Nasim spent the afternoon in a videoconference with a developer who was using the Fariba modules in a new game called Murder in Manolos, a gossipy whodunnit set among North Tehran’s Mall Princess cliques. Unlike Virtual Azimi, the novel technology would not be a selling point for the public; the aim was simply to get a smoother result for the non-player characters, with lower development costs.
There were a few technical hitches in the interface with the modules, but overall the project was going quite well. Nasim watched some demonstration runs; the Fariba-enhanced bit-players seemed at least as lifelike as anyone in an equivalent TV drama. She had added a feature to the library recently that had turned out to be invaluable, a routine called WTFquery(). When one of the Fariba modules generated some potential dialogue, before having the Proxy utter the words you could try out the whole exchange on another (non-identical) Fariba, and see if its neural response classified the would-be contribution as (A) a pertinent observation, (B) witty banter, or (C) a complete non sequitur. Screening out bizarre interjections from the Proxies that would have been the equivalent of stamping ‘idiot robot’ on their foreheads did at least as much for their credibility as anything they actually said.

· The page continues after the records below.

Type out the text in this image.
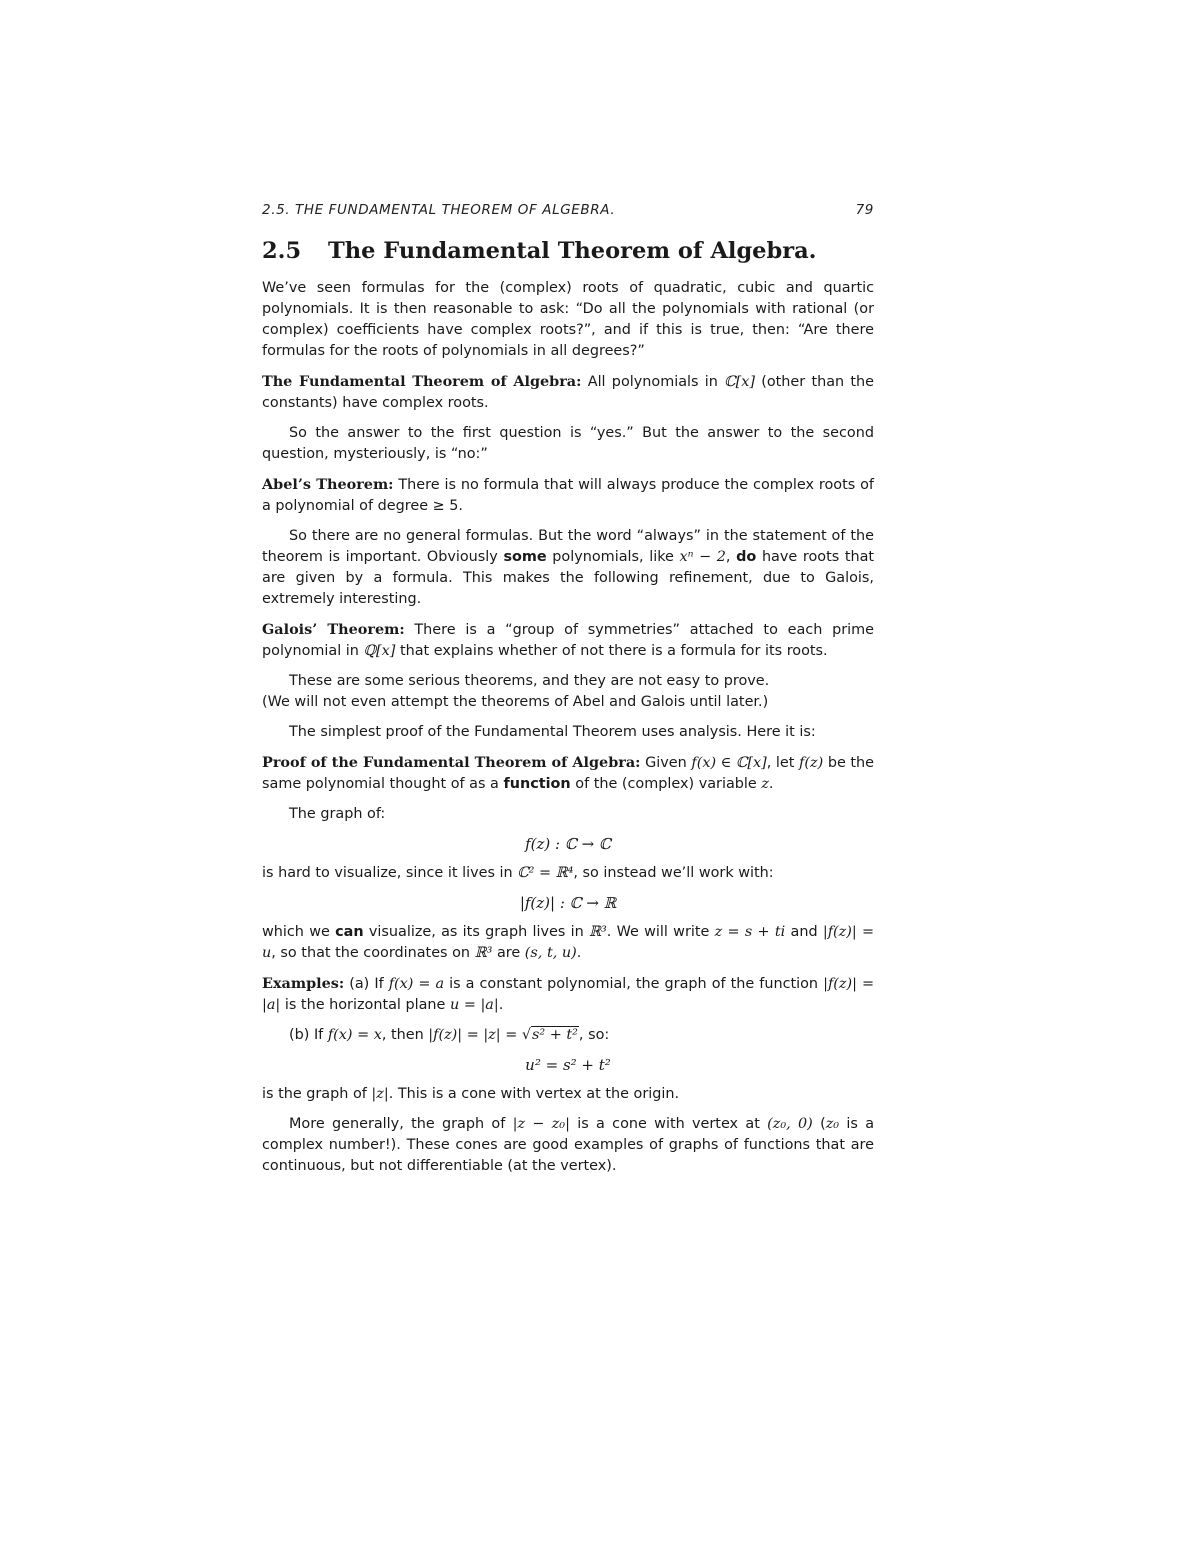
2.5. THE FUNDAMENTAL THEOREM OF ALGEBRA.	79
2.5 The Fundamental Theorem of Algebra.

We’ve seen formulas for the (complex) roots of quadratic, cubic and quartic polynomials. It is then reasonable to ask: “Do all the polynomials with rational (or complex) coefficients have complex roots?”, and if this is true, then: “Are there formulas for the roots of polynomials in all degrees?”

The Fundamental Theorem of Algebra: All polynomials in ℂ[x] (other than the constants) have complex roots.

So the answer to the first question is “yes.” But the answer to the second question, mysteriously, is “no:”

Abel’s Theorem: There is no formula that will always produce the complex roots of a polynomial of degree ≥ 5.

So there are no general formulas. But the word “always” in the statement of the theorem is important. Obviously some polynomials, like xⁿ − 2, do have roots that are given by a formula. This makes the following refinement, due to Galois, extremely interesting.

Galois’ Theorem: There is a “group of symmetries” attached to each prime polynomial in ℚ[x] that explains whether of not there is a formula for its roots.

These are some serious theorems, and they are not easy to prove.

(We will not even attempt the theorems of Abel and Galois until later.)

The simplest proof of the Fundamental Theorem uses analysis. Here it is:

Proof of the Fundamental Theorem of Algebra: Given f(x) ∈ ℂ[x], let f(z) be the same polynomial thought of as a function of the (complex) variable z.

The graph of:

f(z) : ℂ → ℂ

is hard to visualize, since it lives in ℂ² = ℝ⁴, so instead we’ll work with:

|f(z)| : ℂ → ℝ

which we can visualize, as its graph lives in ℝ³. We will write z = s + ti and |f(z)| = u, so that the coordinates on ℝ³ are (s, t, u).

Examples: (a) If f(x) = a is a constant polynomial, the graph of the function |f(z)| = |a| is the horizontal plane u = |a|.

(b) If f(x) = x, then |f(z)| = |z| = √s² + t², so:

u² = s² + t²

is the graph of |z|. This is a cone with vertex at the origin.

More generally, the graph of |z − z₀| is a cone with vertex at (z₀, 0) (z₀ is a complex number!). These cones are good examples of graphs of functions that are continuous, but not differentiable (at the vertex).
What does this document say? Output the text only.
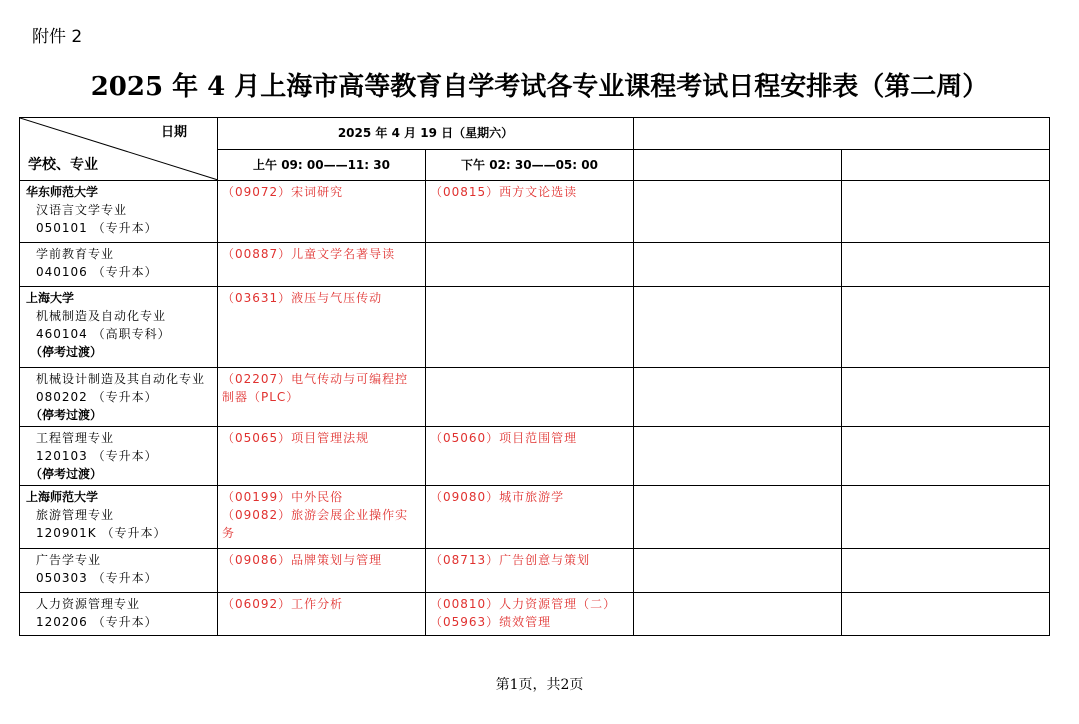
附件 2
2025 年 4 月上海市高等教育自学考试各专业课程考试日程安排表（第二周）
日期
学校、专业	2025 年 4 月 19 日（星期六）			
	上午 09: 00——11: 30	下午 02: 30——05: 00		

华东师范大学
汉语言文学专业
050101 （专升本）	（09072）宋词研究	（00815）西方文论选读		

学前教育专业
040106 （专升本）	（00887）儿童文学名著导读			

上海大学
机械制造及自动化专业
460104 （高职专科）
（停考过渡）	（03631）液压与气压传动			

机械设计制造及其自动化专业
080202 （专升本）
（停考过渡）	（02207）电气传动与可编程控制器（PLC）			

工程管理专业
120103 （专升本）
（停考过渡）	（05065）项目管理法规	（05060）项目范围管理		

上海师范大学
旅游管理专业
120901K （专升本）	（00199）中外民俗
（09082）旅游会展企业操作实务	（09080）城市旅游学		

广告学专业
050303 （专升本）	（09086）品牌策划与管理	（08713）广告创意与策划		

人力资源管理专业
120206 （专升本）	（06092）工作分析	（00810）人力资源管理（二）
（05963）绩效管理		

第1页，共2页
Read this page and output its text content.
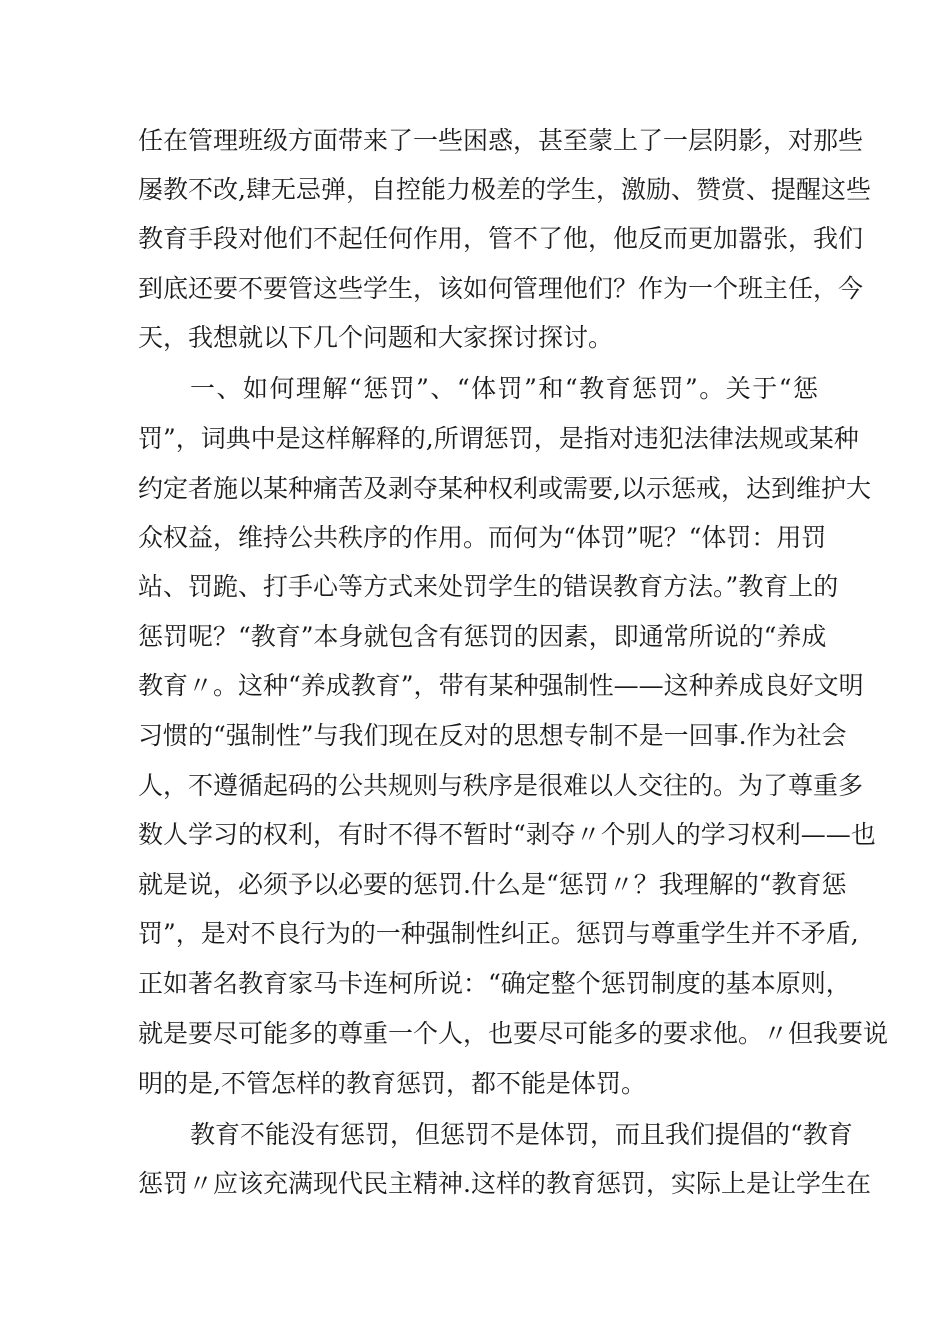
任在管理班级方面带来了一些困惑，甚至蒙上了一层阴影，对那些

屡教不改,肆无忌弹，自控能力极差的学生，激励、赞赏、提醒这些

教育手段对他们不起任何作用，管不了他，他反而更加嚣张，我们

到底还要不要管这些学生，该如何管理他们？作为一个班主任，今

天，我想就以下几个问题和大家探讨探讨。

一、如何理解“惩罚”、“体罚”和“教育惩罚”。关于“惩

罚”，词典中是这样解释的,所谓惩罚，是指对违犯法律法规或某种

约定者施以某种痛苦及剥夺某种权利或需要,以示惩戒，达到维护大

众权益，维持公共秩序的作用。而何为“体罚”呢？“体罚：用罚

站、罚跪、打手心等方式来处罚学生的错误教育方法。”教育上的

惩罚呢？“教育”本身就包含有惩罚的因素，即通常所说的“养成

教育〃。这种“养成教育”，带有某种强制性——这种养成良好文明

习惯的“强制性”与我们现在反对的思想专制不是一回事.作为社会

人，不遵循起码的公共规则与秩序是很难以人交往的。为了尊重多

数人学习的权利，有时不得不暂时“剥夺〃个别人的学习权利——也

就是说，必须予以必要的惩罚.什么是“惩罚〃？我理解的“教育惩

罚”，是对不良行为的一种强制性纠正。惩罚与尊重学生并不矛盾,

正如著名教育家马卡连柯所说：“确定整个惩罚制度的基本原则，

就是要尽可能多的尊重一个人，也要尽可能多的要求他。〃但我要说

明的是,不管怎样的教育惩罚，都不能是体罚。

教育不能没有惩罚，但惩罚不是体罚，而且我们提倡的“教育

惩罚〃应该充满现代民主精神.这样的教育惩罚，实际上是让学生在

Nasim woke to darkness, certain that her father was in the house. Was he asleep in the spare room? Or had he got up to use the bathroom - was that what had woken her? She strained her ears, listening for his footsteps.
It took a few seconds for her conviction to fade. She could still see the two of them standing in the kitchen together, arguing about her work on the Faribas. In the dream, his hair had turned grey. That small to
uch had been enough to keep her satisfied, to make the whole scenario seem perfectly reasonable.
She checked her watch; it was just after three. Her alarm was set for five-thirty. She lay still, trying to clear her mind and let her limbs grow heavy, but after a few minutes she decided that it wasn’t going to happen.
How much had she screwed up her life, she wondered, by trying to imagine her father’s advice, his opinions, his disappointments, his praise? She was sure she would have stayed at MIT in 2012 if she hadn’t felt compelled to return to Iran to prove that his struggle had meant something to her. But the problem hadn’t been some nagging ghost in her head; the problem had been the silence. She’d wanted to live as if he were beside her, to cheat the murderers who’d taken him from her, but she’d never really mastered that act. Her own memories, her own love for him, her own judgement had not been enough.